A recent article in the New York Times puts the cost of environmental degradation in China at about $230 billion in 2010.
This is 3.5 percent of the nation’s gross domestic product, three times the level in 2004.
“This cuts to the heart of China’s economic challenge: how to transform from the explosive growth of the past 30 years to the sustainable growth of the next 30 years,” said Alistair Thornton, a China economist at the research firm IHS Global Insight.
The article talks about “at least 16,000 dead pigs [found] in rivers that supply drinking water to Shanghai”, and farmers who “would not dare to eat” the wheat they grow.

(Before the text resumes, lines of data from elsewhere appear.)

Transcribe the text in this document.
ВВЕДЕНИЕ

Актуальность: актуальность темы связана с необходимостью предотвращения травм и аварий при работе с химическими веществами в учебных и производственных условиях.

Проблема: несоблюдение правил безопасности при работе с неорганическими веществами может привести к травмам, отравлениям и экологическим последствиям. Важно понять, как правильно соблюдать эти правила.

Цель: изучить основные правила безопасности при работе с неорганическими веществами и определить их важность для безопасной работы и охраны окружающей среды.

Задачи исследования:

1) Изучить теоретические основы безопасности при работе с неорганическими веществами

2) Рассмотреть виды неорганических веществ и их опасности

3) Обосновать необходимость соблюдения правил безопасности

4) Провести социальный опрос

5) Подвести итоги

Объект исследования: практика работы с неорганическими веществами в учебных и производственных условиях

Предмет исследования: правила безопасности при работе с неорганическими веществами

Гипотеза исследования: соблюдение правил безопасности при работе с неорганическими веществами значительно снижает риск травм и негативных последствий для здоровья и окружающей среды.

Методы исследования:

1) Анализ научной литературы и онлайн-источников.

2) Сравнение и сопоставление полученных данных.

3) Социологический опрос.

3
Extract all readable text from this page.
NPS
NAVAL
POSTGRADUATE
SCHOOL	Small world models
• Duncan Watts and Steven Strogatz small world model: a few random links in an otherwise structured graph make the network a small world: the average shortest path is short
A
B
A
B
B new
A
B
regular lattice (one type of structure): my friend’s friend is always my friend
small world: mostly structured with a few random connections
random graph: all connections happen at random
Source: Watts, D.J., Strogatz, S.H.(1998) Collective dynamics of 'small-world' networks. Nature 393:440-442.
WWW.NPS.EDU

The problem is that these ‘environmental’ costs, under-estimates though they are, are not actually paid by anyone. They are borne by the health and well-being of the general population, and will continue to be so, so long as those people allow it.
One sign of possible change is that “public fury forced propaganda officials to allow official Chinese news organizations to report more candidly on the pollution.”
But it is noticeable that steps to reduce pollution and environmental impact are still described (by the New York Times) as a “cost [of] at least $16 billion” rather than “an opportunity to grow sustainable GDP by at least $16 billion.”
So, these are the two sides of change for a sustainable future, ‘hard’ and ‘soft’.
A change in what we measure (“Digging a hole and filling it back in again gives you G.D.P. growth. It doesn’t give you economic value.”)
And a change in how people perceive and stand up for their own self-worth.